Answering these questions can illuminate the overbearing influence on government exercised by the two dozen or so firms at the pinnacle of financial power. Both the Bush and Obama administrations were committed to saving the big boys first, demanding little or nothing in return. The favoritism raises other unexplored questions. Why, for instance, hasn't the Treasury bought up rotten assets from the troubled banks after demanding Congress put up $700 billion for that purpose? One possibility is that officials may have devised a back-door way to clean up bank balance sheets without provoking more anger in Congress. It appears that toxic assets are gradually being offloaded through three discreet channels the government now controls--AIG, Fannie Mae and the Federal Reserve. Look, no hands. If people can't see it happening, they can't get mad.

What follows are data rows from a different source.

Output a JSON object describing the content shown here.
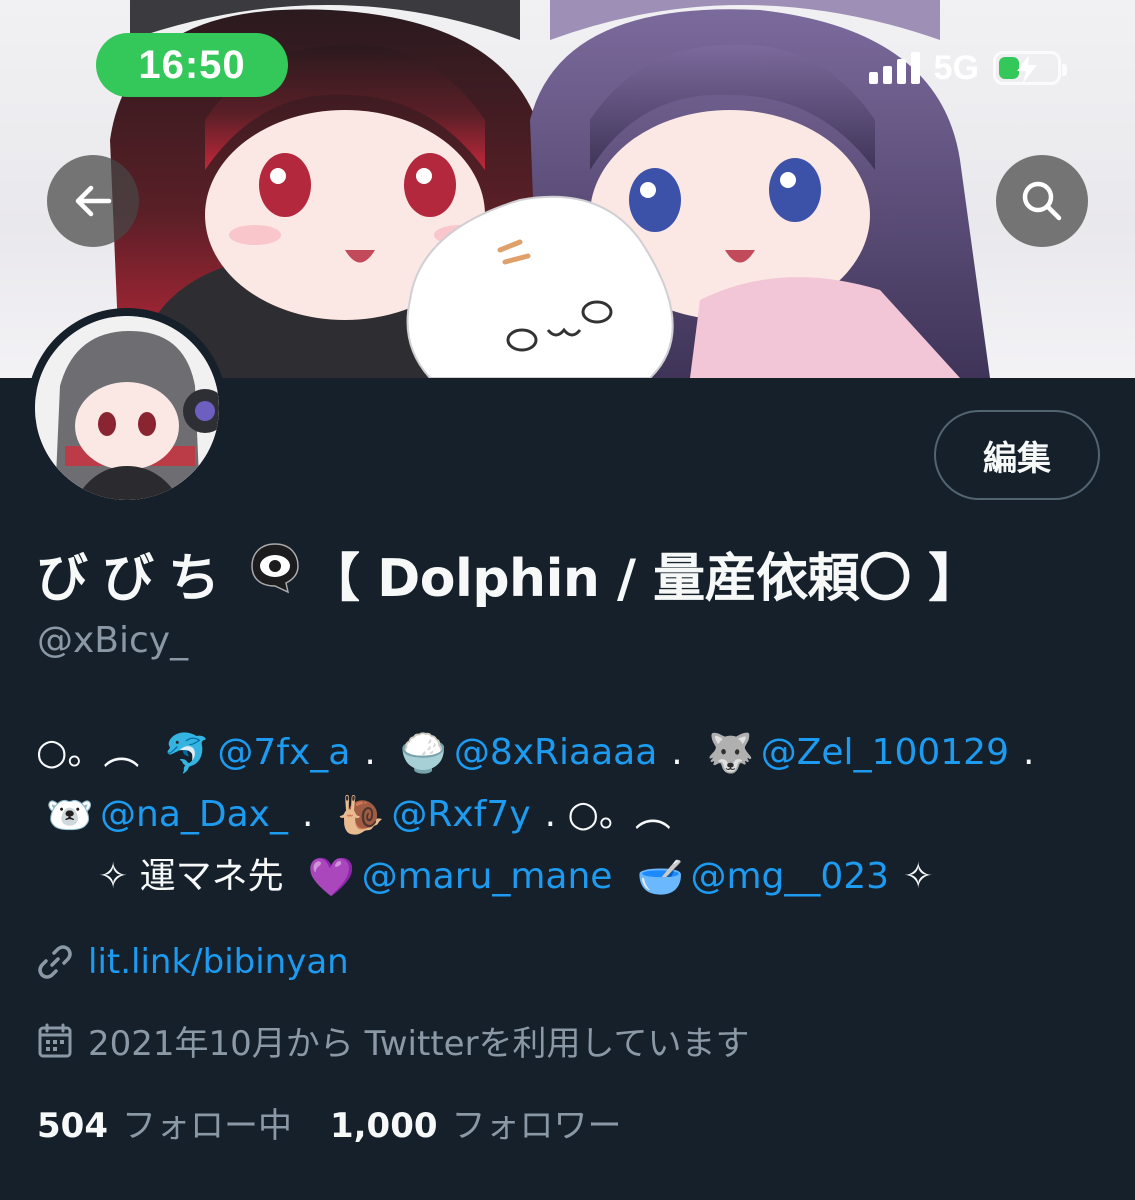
{
  "status_bar": {
    "time": "16:50",
    "network": "5G",
    "battery_level": 0.35,
    "signal_bars": 4,
    "accent": "#34c759"
  },
  "nav": {
    "back_icon": "arrow-left-icon",
    "search_icon": "search-icon"
  },
  "profile": {
    "display_name": "びびち",
    "name_emoji": "eye-in-speech-bubble-icon",
    "name_suffix": "【 Dolphin / 量産依頼〇 】",
    "handle": "@xBicy_",
    "edit_label": "編集"
  },
  "bio": {
    "line1": [
      {
        "type": "text",
        "value": "○。︵"
      },
      {
        "type": "emoji",
        "value": "🐬",
        "icon": "dolphin-icon"
      },
      {
        "type": "mention",
        "value": "@7fx_a"
      },
      {
        "type": "text",
        "value": "."
      },
      {
        "type": "emoji",
        "value": "🍚",
        "icon": "rice-bowl-icon"
      },
      {
        "type": "mention",
        "value": "@8xRiaaaa"
      },
      {
        "type": "text",
        "value": "."
      },
      {
        "type": "emoji",
        "value": "🐺",
        "icon": "wolf-icon"
      },
      {
        "type": "mention",
        "value": "@Zel_100129"
      },
      {
        "type": "text",
        "value": "."
      }
    ],
    "line2": [
      {
        "type": "emoji",
        "value": "🐻‍❄️",
        "icon": "polar-bear-icon"
      },
      {
        "type": "mention",
        "value": "@na_Dax_"
      },
      {
        "type": "text",
        "value": "."
      },
      {
        "type": "emoji",
        "value": "🐌",
        "icon": "snail-icon"
      },
      {
        "type": "mention",
        "value": "@Rxf7y"
      },
      {
        "type": "text",
        "value": ". ○。︵"
      }
    ],
    "line3": [
      {
        "type": "text",
        "value": "✧ 運マネ先"
      },
      {
        "type": "emoji",
        "value": "💜",
        "icon": "purple-heart-icon"
      },
      {
        "type": "mention",
        "value": "@maru_mane"
      },
      {
        "type": "emoji",
        "value": "🥣",
        "icon": "bowl-with-spoon-icon"
      },
      {
        "type": "mention",
        "value": "@mg__023"
      },
      {
        "type": "text",
        "value": "✧"
      }
    ]
  },
  "link": {
    "icon": "link-icon",
    "text": "lit.link/bibinyan"
  },
  "joined": {
    "icon": "calendar-icon",
    "text": "2021年10月から Twitterを利用しています"
  },
  "stats": {
    "following_count": "504",
    "following_label": "フォロー中",
    "followers_count": "1,000",
    "followers_label": "フォロワー"
  },
  "colors": {
    "background": "#15202b",
    "mention": "#1d9bf0",
    "secondary_text": "#8b98a5"
  }
}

. Beyond Ponzi schemes and deceitful mortgage lending, a far larger crime may lurk at the center of the crisis--wholesale securities fraud. "Risk models" reassured unwitting investors who bought millions of bundled mortgage securities and derivatives like credit-default swaps. But as Christopher Whalen of Institutional Risk Analytics has testified, many of the models lacked real-life markets where they could be tested and verified. "Clearly, we have now many examples where a model or the pretense of a model was used as a vehicle for creating risk and hiding it," Whalen said. "More important, however, is the role of financial models for creating opportunities for deliberate acts of securities fraud." That's what investigators can examine. What did the Wall Street firms know about the reliability of these models when they sold the securities? And what did they tell the buyers?